One-third of the Ameren Illinois Utilities’ supply contracts that served the load needs of their fixed-price residential and small commercial customers expired on May 31, 2008. To replace a portion of these expired supply contracts, the Ameren Illinois Utilities used RFP processes in early 2008, pursuant to the Illinois electric settlement agreement. Specifically, the Ameren Illinois Utilities used RFPs to procure energy swaps, capacity, and renewable energy credits for the period June 1, 2008 through May 31, 2009. The Ameren Illinois Utilities contracted to purchase approximately two million megawatthours of energy swaps at an average price of approximately $60 per megawatthour. As a result of a capacity RFP, the Ameren Illinois Utilities contracted to purchase approximately 1,800 megawatts of capacity at an average price of approximately $50 per MW-day. A renewable energy credits RFP resulted in the Ameren Illinois Utilities contracting to purchase 415,000 credits at an average price of approximately $17 per credit.
Environmental Matters
We are subject to various environmental laws and regulations enforced by federal, state and local authorities. From the beginning phases of siting and development to the ongoing operation of existing or new electric generating, transmission and distribution facilities, natural gas storage plants, and natural gas transmission and distribution facilities, our activities involve compliance with diverse laws and regulations. These laws and regulations address noise, emissions, and impacts to air and water, protected and cultural resources (such as wetlands, endangered species, and archeological and historical resources), and chemical and waste handling. Our activities often require complex and lengthy processes as
we obtain approvals, permits or licenses for new, existing or modified facilities. Additionally, the use and handling of various chemicals or hazardous materials (including wastes) requires release prevention plans and emergency response procedures. As new laws or regulations are promulgated, we assess their applicability and implement the necessary modifications to our facilities or our operations. The more significant matters are discussed below.
Clean Air Act
Both federal and state laws require significant reductions in SO2 and NOx emissions that result from burning fossil fuels. In May 2005, the EPA issued regulations with respect to SO2 and NOx emissions (the Clean Air Interstate Rule) and mercury emissions (the Clean Air Mercury Rule). During 2008, the U.S. Court of Appeals for the District of Columbia issued separate decisions that vacated the federal Clean Air Interstate Rule and the federal Clean Air Mercury Rule. Other federal regulations remain in effect under the Clean Air Act for controlling SO2 and NOx emissions, including the Acid Rain Program and the NOx Budget Trading Program.

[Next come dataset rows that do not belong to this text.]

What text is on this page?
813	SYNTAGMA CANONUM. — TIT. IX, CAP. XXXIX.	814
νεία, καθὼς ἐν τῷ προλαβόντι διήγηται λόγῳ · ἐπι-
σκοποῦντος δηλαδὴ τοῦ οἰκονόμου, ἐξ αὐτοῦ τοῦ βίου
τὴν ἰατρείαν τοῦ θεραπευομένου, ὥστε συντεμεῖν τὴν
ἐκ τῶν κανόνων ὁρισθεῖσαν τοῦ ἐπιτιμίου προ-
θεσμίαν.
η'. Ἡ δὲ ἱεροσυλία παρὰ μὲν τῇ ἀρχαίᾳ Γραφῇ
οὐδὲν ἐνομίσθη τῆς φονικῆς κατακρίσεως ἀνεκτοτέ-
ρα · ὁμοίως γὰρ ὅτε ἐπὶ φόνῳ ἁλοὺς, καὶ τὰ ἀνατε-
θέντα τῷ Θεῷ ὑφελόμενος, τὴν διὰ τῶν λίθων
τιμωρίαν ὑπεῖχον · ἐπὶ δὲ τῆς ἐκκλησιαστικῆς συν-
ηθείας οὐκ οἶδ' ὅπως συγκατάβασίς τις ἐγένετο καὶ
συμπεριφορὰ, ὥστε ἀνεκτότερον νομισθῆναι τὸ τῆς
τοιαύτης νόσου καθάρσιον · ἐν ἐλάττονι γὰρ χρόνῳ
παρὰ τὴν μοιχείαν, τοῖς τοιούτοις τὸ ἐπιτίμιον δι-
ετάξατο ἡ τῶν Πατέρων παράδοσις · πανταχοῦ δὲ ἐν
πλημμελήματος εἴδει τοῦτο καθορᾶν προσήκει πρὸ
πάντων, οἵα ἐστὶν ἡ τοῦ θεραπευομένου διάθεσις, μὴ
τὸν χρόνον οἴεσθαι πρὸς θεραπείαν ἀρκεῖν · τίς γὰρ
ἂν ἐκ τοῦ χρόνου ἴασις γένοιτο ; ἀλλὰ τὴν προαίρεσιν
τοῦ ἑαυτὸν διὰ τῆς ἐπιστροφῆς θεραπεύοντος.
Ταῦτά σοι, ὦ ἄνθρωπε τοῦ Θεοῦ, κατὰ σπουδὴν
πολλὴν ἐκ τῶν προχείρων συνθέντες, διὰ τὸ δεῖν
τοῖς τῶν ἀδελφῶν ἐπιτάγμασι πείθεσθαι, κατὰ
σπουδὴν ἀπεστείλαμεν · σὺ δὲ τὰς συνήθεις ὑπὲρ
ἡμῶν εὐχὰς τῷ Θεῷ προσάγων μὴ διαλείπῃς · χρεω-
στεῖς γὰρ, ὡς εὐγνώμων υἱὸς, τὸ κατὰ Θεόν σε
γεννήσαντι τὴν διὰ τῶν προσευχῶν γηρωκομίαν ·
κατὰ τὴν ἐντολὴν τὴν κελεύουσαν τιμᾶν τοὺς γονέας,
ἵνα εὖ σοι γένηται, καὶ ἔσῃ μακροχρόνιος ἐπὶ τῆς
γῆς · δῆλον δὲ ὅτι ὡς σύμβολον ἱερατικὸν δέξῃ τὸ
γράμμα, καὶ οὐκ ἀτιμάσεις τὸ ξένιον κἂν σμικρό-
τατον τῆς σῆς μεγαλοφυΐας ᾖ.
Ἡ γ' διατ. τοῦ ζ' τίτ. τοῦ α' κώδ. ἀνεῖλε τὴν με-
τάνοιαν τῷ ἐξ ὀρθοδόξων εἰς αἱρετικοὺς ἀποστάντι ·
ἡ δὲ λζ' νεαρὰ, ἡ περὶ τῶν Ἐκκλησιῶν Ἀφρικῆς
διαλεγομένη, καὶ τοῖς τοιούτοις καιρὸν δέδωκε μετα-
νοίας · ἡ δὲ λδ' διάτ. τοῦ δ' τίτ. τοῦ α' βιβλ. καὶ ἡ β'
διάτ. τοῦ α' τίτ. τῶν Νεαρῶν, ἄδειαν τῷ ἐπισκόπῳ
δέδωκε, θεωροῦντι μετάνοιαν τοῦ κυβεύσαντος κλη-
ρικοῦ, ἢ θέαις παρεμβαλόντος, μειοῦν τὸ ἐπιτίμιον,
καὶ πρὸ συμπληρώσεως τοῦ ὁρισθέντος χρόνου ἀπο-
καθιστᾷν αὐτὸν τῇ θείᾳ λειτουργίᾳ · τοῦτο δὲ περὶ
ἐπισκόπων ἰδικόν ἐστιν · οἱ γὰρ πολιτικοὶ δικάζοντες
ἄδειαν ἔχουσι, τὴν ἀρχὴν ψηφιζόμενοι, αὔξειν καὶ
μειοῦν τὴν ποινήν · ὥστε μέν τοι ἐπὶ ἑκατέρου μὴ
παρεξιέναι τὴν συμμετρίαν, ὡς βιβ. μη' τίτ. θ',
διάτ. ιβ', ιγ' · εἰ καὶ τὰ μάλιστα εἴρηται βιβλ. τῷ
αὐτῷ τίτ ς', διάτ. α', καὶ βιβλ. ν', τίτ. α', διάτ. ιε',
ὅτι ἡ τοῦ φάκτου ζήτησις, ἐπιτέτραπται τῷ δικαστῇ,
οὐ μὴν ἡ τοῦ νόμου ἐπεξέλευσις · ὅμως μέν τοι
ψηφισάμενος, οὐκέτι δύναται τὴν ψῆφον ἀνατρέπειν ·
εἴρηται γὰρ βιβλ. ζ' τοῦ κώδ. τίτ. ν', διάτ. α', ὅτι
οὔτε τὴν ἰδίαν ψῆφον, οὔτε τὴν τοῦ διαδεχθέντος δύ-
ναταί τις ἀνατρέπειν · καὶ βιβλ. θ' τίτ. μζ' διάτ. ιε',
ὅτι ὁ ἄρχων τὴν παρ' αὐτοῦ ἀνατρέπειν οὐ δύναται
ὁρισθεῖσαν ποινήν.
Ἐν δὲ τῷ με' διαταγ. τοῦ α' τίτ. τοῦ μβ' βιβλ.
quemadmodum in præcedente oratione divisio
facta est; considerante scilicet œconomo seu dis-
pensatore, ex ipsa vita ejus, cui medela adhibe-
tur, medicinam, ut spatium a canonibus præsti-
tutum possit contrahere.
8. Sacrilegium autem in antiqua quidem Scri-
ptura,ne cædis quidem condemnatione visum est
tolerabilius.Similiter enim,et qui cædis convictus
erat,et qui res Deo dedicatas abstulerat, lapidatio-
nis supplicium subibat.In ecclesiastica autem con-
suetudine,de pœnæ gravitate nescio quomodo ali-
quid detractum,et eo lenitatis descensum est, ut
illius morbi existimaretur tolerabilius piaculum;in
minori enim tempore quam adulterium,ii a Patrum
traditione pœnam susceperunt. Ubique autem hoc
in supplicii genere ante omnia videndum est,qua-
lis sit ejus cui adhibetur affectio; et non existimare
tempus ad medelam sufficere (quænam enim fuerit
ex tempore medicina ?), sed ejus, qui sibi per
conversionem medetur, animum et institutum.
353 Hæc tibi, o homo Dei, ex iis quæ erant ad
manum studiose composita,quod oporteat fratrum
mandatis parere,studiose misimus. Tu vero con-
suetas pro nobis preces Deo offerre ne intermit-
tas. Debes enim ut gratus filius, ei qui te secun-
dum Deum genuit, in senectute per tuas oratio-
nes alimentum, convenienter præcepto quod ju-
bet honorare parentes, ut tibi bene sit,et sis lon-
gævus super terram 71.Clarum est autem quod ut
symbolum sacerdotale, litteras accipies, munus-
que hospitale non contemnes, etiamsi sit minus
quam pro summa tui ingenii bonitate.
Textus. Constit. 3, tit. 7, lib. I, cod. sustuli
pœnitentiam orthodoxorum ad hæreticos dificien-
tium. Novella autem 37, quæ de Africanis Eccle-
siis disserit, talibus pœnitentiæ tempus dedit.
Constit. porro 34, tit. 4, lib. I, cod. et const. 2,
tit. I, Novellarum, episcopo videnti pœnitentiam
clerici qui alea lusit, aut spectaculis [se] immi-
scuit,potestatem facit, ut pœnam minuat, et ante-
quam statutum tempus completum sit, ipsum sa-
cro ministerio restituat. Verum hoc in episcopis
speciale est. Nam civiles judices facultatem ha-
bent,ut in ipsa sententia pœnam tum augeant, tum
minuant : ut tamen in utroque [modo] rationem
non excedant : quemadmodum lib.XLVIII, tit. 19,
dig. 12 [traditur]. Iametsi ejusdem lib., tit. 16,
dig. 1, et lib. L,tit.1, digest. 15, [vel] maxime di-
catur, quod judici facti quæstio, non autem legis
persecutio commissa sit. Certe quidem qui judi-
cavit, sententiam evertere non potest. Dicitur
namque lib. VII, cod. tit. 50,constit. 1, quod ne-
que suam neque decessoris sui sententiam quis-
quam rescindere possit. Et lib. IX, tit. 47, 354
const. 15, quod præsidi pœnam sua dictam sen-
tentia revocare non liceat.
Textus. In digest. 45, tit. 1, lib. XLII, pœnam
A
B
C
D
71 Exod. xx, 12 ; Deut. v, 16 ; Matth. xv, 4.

In February 2008, the U.S. Court of Appeals for the District of Columbia issued a decision that vacated the federal Clean Air Mercury Rule. The court ruled that the EPA erred in the method used to remove electric generating units from the list of sources subject to the maximum available control technology requirements under the Clean Air Act. The EPA and a group representing the electric utility industry filed petitions for rehearing; however, the court denied those petitions in May 2008. A group representing the electric utility industry and the EPA filed petitions for review of the U.S. Court of Appeals decision with the U.S. Supreme Court in September 2008 and October 2008, respectively.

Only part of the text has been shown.